Estas nuevas formas de producir y distribuir han ido evolucionando en el mismo sentido que la normativa o arquitectura jurídica desreguladora, hasta los extremos en los cuales nos encontramos hoy, en eso que venimos denominando como “economía colaborativa”: la externalización de todos los riesgos inherentes al empresario, ahora se trasladan a esa persona (no)trabajadora, la cual simplemente es conectada y puesta en contacto para “si quiere” realizar un servicio (caso UBER, Deliveroo, etc.), siendo dicha persona quien asume todos los riesgos inherentes al hecho de trabajar.

Fijemos algunas de las consecuencias de esta estrategia del capitalismo en su afán de creación y consolidación de mercantilizar todo y a todos y todas:

1. Desaparece la figura de empresario, al no existir trabajador/a, según la definición jurídica que fija el artículo primero del Estatuto de los Trabajadores:
* Esta ley será de aplicación a los trabajadores que voluntariamente presten sus servicios retribuidos por cuenta ajena y dentro del ámbito de organización y dirección de otra persona, física o jurídica, denominada empleador o empresario.
* A los efectos de esta ley, serán empresarios todas las personas, físicas o jurídicas, o comunidades de bienes que reciban la prestación de servicios de las personas referidas en el apartado anterior, así como de las personas contratadas para ser cedidas a empresas usuarias por empresas de trabajo temporal legalmente constituidas.

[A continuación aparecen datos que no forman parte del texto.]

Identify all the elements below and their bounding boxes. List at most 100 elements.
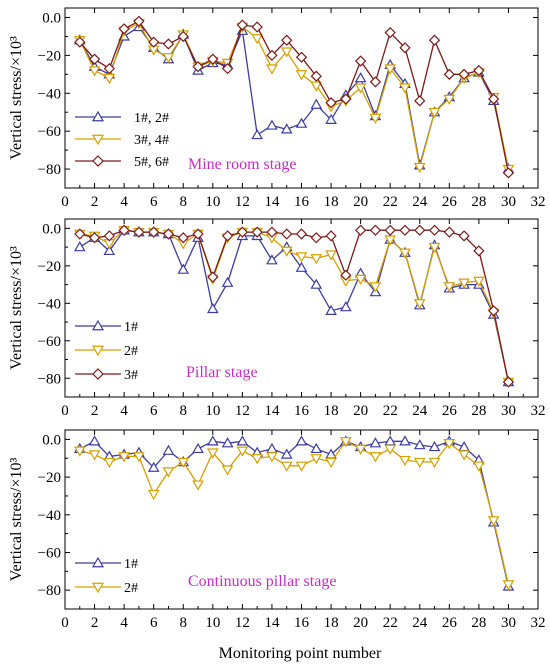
data-point (384, 444, 397, 455)
data-point (103, 230, 115, 242)
series-1 (73, 224, 515, 387)
data-point (162, 467, 175, 478)
x-tick-label: 4 (120, 615, 128, 631)
data-point (251, 226, 263, 238)
data-point (502, 167, 515, 179)
legend-marker (91, 134, 105, 146)
y-tick-label: 0.0 (42, 432, 61, 448)
data-point (118, 224, 130, 236)
data-point (118, 23, 130, 35)
data-point (473, 276, 485, 287)
data-point (428, 440, 441, 452)
x-tick-label: 14 (264, 615, 280, 631)
data-point (384, 224, 396, 236)
data-point (458, 278, 470, 289)
x-tick-label: 16 (294, 194, 310, 210)
data-point (354, 55, 367, 67)
data-point (369, 113, 382, 124)
data-point (221, 276, 234, 287)
data-point (295, 252, 308, 263)
x-tick-label: 28 (471, 403, 486, 419)
data-point (74, 228, 86, 240)
stage-label: Mine room stage (188, 156, 296, 173)
legend-label: 1# (124, 320, 138, 335)
legend: 1# 2# 3# (75, 319, 138, 383)
data-point (325, 250, 337, 261)
data-point (384, 235, 397, 246)
data-point (310, 70, 322, 82)
data-point (487, 516, 500, 527)
data-point (206, 435, 219, 446)
data-point (295, 261, 308, 272)
data-point (103, 73, 116, 85)
data-point (88, 450, 101, 461)
data-point (443, 68, 455, 80)
x-tick-label: 10 (205, 615, 220, 631)
data-point (162, 444, 175, 455)
data-point (251, 34, 263, 45)
data-point (266, 64, 278, 75)
data-point (295, 70, 308, 81)
data-point (133, 452, 145, 463)
data-point (295, 228, 308, 240)
legend-marker (91, 582, 105, 594)
data-point (103, 244, 116, 256)
data-point (325, 97, 337, 109)
x-tick-label: 14 (264, 194, 280, 210)
x-tick-label: 22 (383, 615, 398, 631)
data-point (266, 452, 278, 463)
data-point (206, 448, 219, 459)
data-point (192, 480, 204, 491)
legend-marker (92, 368, 104, 380)
panels-group: 0 2 4 6 8 10 12 14 16 18 20 22 24 26 28 30 320.0−20−40−6… (8, 7, 546, 631)
data-point (428, 457, 441, 469)
x-tick-label: 2 (91, 194, 99, 210)
x-tick-label: 2 (91, 615, 99, 631)
data-point (325, 113, 337, 124)
chart-panel-1: 0 2 4 6 8 10 12 14 16 18 20 22 24 26 28 30 320.0−20−40−6… (8, 7, 546, 210)
data-point (251, 454, 263, 465)
y-tick-label: −20 (38, 470, 61, 486)
data-point (236, 446, 249, 457)
y-axis-title: Vertical stress/×10³ (8, 36, 25, 160)
data-point (458, 68, 470, 80)
x-tick-label: 14 (264, 403, 280, 419)
x-tick-label: 24 (412, 403, 428, 419)
data-point (413, 299, 426, 310)
data-point (177, 30, 189, 43)
x-tick-label: 10 (205, 403, 220, 419)
x-axis-title: Monitoring point number (219, 645, 382, 662)
x-tick-label: 16 (294, 615, 310, 631)
data-point (133, 226, 145, 238)
series-2 (73, 437, 515, 591)
data-point (414, 95, 426, 107)
data-point (192, 228, 204, 240)
y-tick-label: −80 (38, 162, 61, 178)
data-point (458, 230, 470, 242)
x-tick-label: 18 (324, 403, 339, 419)
x-tick-label: 32 (531, 615, 546, 631)
chart-panel-2: 0 2 4 6 8 10 12 14 16 18 20 22 24 26 28 30 320.0−20−40−6… (8, 218, 546, 419)
data-point (147, 489, 160, 501)
x-tick-label: 12 (235, 403, 250, 419)
data-point (369, 282, 382, 293)
data-point (295, 117, 308, 128)
legend-label: 2# (124, 581, 138, 596)
data-point (413, 439, 426, 450)
x-tick-label: 24 (412, 615, 428, 631)
data-point (384, 64, 397, 75)
x-tick-label: 8 (180, 194, 188, 210)
data-point (443, 438, 456, 450)
data-point (413, 457, 426, 469)
x-tick-label: 12 (235, 194, 250, 210)
y-tick-label: −80 (38, 371, 61, 387)
data-point (221, 437, 234, 448)
data-point (88, 53, 101, 65)
data-point (103, 457, 116, 469)
data-point (221, 62, 234, 75)
data-point (236, 435, 249, 446)
legend-label: 1# (124, 557, 138, 572)
data-point (325, 304, 337, 316)
data-point (369, 452, 382, 463)
stage-label: Continuous pillar stage (188, 573, 336, 590)
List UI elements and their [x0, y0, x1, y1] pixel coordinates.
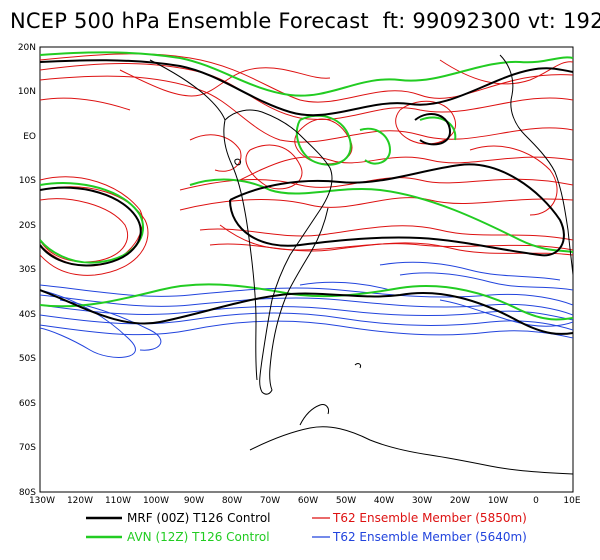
red-contour-14: [395, 100, 456, 145]
legend: MRF (00Z) T126 Control AVN (12Z) T126 Co…: [86, 511, 527, 544]
lon-label: 10E: [563, 496, 580, 506]
lon-label: 120W: [67, 496, 93, 506]
red-contour-17: [469, 145, 558, 216]
lon-label: 30W: [412, 496, 432, 506]
avn-contour-loop-b: [359, 127, 392, 165]
lon-label: 90W: [184, 496, 204, 506]
lon-label: 80W: [222, 496, 242, 506]
lat-label: 60S: [19, 399, 36, 409]
lon-label: 20W: [450, 496, 470, 506]
lon-label: 110W: [105, 496, 131, 506]
red-contour-11: [219, 224, 573, 251]
island-2: [354, 363, 361, 369]
lat-label: 50S: [19, 354, 36, 364]
map-title: NCEP 500 hPa Ensemble Forecast ft: 99092…: [10, 9, 600, 33]
antarctica-coast: [249, 426, 573, 475]
red-contour-5: [40, 186, 149, 276]
blue-contour-10: [299, 281, 391, 291]
red-contour-8: [179, 197, 573, 211]
avn-contour-loop-a: [295, 114, 352, 166]
lat-label: 40S: [19, 310, 36, 320]
red-contour-16: [245, 144, 303, 190]
blue-contour-3: [40, 304, 573, 321]
lat-label: 20S: [19, 221, 36, 231]
lon-label: 10W: [488, 496, 508, 506]
red-contour-3: [40, 75, 573, 143]
blue-contour-8: [379, 261, 561, 281]
lat-label: 10S: [19, 176, 36, 186]
red-contour-9: [199, 225, 573, 241]
legend-label-red: T62 Ensemble Member (5850m): [332, 511, 527, 525]
antarctic-peninsula: [299, 404, 329, 426]
plot-frame: [39, 46, 574, 493]
south-america-coast: [224, 109, 333, 395]
avn-contour-south: [40, 283, 573, 321]
lat-label: 30S: [19, 265, 36, 275]
blue-contour-5: [40, 320, 573, 339]
avn-contour-north: [40, 51, 573, 97]
lat-label: 20N: [18, 43, 36, 53]
blue-contour-11: [439, 299, 573, 327]
island-1: [234, 158, 241, 166]
mrf-contour-sub: [229, 163, 565, 257]
mrf-contour-south: [40, 289, 573, 335]
lon-label: 50W: [336, 496, 356, 506]
lat-label: EO: [23, 132, 36, 142]
legend-label-avn: AVN (12Z) T126 Control: [127, 530, 270, 544]
red-contour-12: [239, 156, 573, 181]
mrf-contour-loop: [414, 113, 452, 146]
red-contour-19: [40, 97, 131, 111]
mrf-contour-cutoff: [40, 186, 142, 267]
lon-label: 0: [533, 496, 539, 506]
lon-label: 60W: [298, 496, 318, 506]
blue-contour-6: [40, 289, 136, 358]
lon-label: 130W: [29, 496, 55, 506]
coastlines: [149, 54, 573, 475]
lon-label: 100W: [143, 496, 169, 506]
legend-label-blue: T62 Ensemble Member (5640m): [332, 530, 527, 544]
legend-label-mrf: MRF (00Z) T126 Control: [127, 511, 271, 525]
blue-contour-9: [399, 272, 573, 291]
lat-label: 70S: [19, 443, 36, 453]
lon-label: 40W: [374, 496, 394, 506]
central-america-coast: [149, 59, 226, 121]
lat-label: 10N: [18, 87, 36, 97]
lon-label: 70W: [260, 496, 280, 506]
avn-contour-sub: [189, 178, 573, 253]
red-contour-20: [189, 134, 242, 172]
red-contour-6: [40, 198, 128, 263]
lon-axis: 130W 120W 110W 100W 90W 80W 70W 60W 50W …: [29, 496, 581, 506]
red-contour-18: [439, 59, 573, 85]
south-america-west: [223, 119, 258, 381]
lat-label: 80S: [19, 488, 36, 498]
red-contour-2: [40, 63, 573, 120]
africa-coast: [499, 54, 573, 276]
lat-axis: 20N 10N EO 10S 20S 30S 40S 50S 60S 70S 8…: [18, 43, 36, 498]
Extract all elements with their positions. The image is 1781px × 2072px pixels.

2. La afectación de la ley básica (ET) que garantiza los derechos y obligaciones, en toda relación contractual, queda anulada y, por consiguiente, salarios, jornada, régimen del trabajo, profesionalidad, movilidad, vacaciones, derechos sindicales, etc., se subsumen bajo la forma de un contrato mercantil o contratos de colaboración voluntaria.

3. La seguridad jurídica en esta “(no) relación laboral” y sí “obligada relación mercantil”, queda anulada para el “colaborador/a” y, por el contrario, el empresario real goza de las más absoluta seguridad jurídica, no haciendo frente a:
* Seguro de accidente
* Seguro de prestaciones públicas sanitarias
* Cotizaciones en régimen de autónomos
* Declaraciones de las rentas percibidas
* Gastos de reparación de vehículos...

Todo ello se traslada al “colaborador/a”.

4. La riqueza producida por estas empresas es apropiada casi de manera absoluta por sus propietarios, los cuales son capaces de no sólo “minimizar” sino casi hacer desaparecer los gastos de explotación, así como eludir su contribución a los pagos a las arcas públicas (Hacienda y Seguridad Social, fundamentalmente) para contribuir al mantenimiento de los servicios públicos.